Karl Urban faced an acting challenge in "Dredd 3D" not unlike trying to juggle with an arm tied behind his back.
As the futuristic lawman of comic-book renown, he spends the entire film in a helmet with an opaque visor covering most of his face.
"It's a huge challenge," says the 40-year-old New Zealand actor who is emerging as one of cinema's top action stars. "The challenge was how to communicate to the audience without the use of my eyes.
"The challenge was compounded by the fact that the character of Dredd operates with a particularly narrow bandwidth," Urban continues in a hotel suite during a promotional stop in Philadelphia. "He's a character who is highly trained -- trained to keep his emotions in check."
He's also a man of few words. And because Dredd is authorized to dispense spleen-for-a-spleen justice on the criminals who constantly cross his path, most of his pronouncements are of the order of, "Do you have anything to say before sentencing?" as he aims a gun at their chests.
How'd he come up with that lights-out voice?
"In my research, I came across a panel in one of the comics that described Dredd's voice as being 'like a saw cutting through bone,' " Urban says. "That was a starting point. I was also cognizant of the fact that in our story, Dredd uses his voice as a weapon. The voice really had to have that versatility about it. That was the genesis."
But his hoarse, ominous diction as Dredd is
"Funnily enough, Dredd was created in 1975 by John Wagner and Carlos Ezquerra as a satirical response to Thatcherism, and one of their inspirations for the character was Clint Eastwood's Dirty Harry," Urban says. "I've seen all those movies. I saw them as a kid. I certainly didn't go back and try to emulate that.

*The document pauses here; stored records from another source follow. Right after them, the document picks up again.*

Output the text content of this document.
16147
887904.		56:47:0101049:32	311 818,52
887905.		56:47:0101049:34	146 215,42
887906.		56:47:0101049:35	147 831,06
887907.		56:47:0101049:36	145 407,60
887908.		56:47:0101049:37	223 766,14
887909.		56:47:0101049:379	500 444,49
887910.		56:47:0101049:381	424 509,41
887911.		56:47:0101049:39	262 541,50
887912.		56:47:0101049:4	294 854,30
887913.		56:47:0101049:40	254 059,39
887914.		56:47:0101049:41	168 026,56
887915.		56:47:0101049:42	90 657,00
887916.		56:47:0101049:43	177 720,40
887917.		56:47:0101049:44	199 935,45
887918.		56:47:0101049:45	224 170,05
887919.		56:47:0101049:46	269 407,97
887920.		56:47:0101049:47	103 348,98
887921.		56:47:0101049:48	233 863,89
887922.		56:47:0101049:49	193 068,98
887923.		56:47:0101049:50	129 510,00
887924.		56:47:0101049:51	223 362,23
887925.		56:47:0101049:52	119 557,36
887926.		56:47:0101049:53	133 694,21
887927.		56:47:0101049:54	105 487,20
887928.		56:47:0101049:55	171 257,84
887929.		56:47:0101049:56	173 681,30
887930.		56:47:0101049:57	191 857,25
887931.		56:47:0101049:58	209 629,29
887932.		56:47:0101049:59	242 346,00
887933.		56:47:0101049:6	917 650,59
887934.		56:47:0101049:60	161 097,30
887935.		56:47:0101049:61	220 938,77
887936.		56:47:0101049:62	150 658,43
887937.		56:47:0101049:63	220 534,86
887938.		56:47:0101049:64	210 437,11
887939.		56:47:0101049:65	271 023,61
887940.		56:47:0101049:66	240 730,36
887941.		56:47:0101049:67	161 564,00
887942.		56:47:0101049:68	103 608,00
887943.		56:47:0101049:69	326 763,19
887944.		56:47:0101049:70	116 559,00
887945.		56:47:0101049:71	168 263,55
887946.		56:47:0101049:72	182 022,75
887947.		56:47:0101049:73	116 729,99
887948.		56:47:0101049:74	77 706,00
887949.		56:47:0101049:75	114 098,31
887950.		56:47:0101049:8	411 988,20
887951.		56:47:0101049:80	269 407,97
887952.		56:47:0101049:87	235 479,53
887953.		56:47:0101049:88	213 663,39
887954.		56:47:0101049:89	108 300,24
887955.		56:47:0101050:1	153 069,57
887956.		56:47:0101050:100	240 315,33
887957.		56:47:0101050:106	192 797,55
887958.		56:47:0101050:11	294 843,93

But I do like the fact that people feel it resonates with that."
By the way, the helmet wasn't the only wardrobe stricture faced by Urban and by Olivia Thirlby as his rookie partner.
As judges in Mega City One, they wear head-to-toe leather outfits molded to their body armor. "It was physically grueling," he admits, "and we were shooting in the middle of a South African summer."
This isn't by any means the first time Urban has suited up for a film. He had on space armor as Marine John Grimm in "Doom," alien armor as Lord Vaako in "The Chronicles of Riddick" with Vin Diesel, and Middle-earth armor as Eomer of Rohan in two "Lord of the Rings" films.
He'll don the Starfleet tunic again to reprise his role as Dr. McCoy in "Star Trek: Into Darkness."
Incredibly, he says he'd be a lot busier if he gave in to industry pressure and relocated to Los Angeles.
But Urban, who was born in Wellington and now lives in Auckland, has never considered leaving New Zealand.
"I believe in balance," he says, "and don't think it would be fair on my kids to make that sort of sacrifice to take them away from their grandparents and cousins and friends.
"Consequently, I commute," he says, laughing.
The flight from New Zealand to South Africa, to shoot "Dredd 3D" at the newly built Cape Town Film Studios, was arduous, but nothing compared with the European locations he faced on films such as "The Bourne Supremacy."
"It's a complete 26-hour ordeal flying to Europe," he says.
That's the price you pay to be a Hollywood star who chooses to live halfway around the world.
But this was always the dream for Urban, even as a boy.
"My mother worked at a company that would rent out film equipment to productions," he says. "And every so often when a major New Zealand film was completed, the crew and cast would come to the warehouse and we would screen the film they'd just made on the garage door.
"So even at 8 years old, I was watching this renaissance period of New Zealand cinema, seeing Geoff Murphy's 'Utu' and Roger Donaldson's 'Smash Palace.'
"It made a strong impression on me. I knew that's what I want to do. I not only fell in love with the medium of cinema but also the people who made film."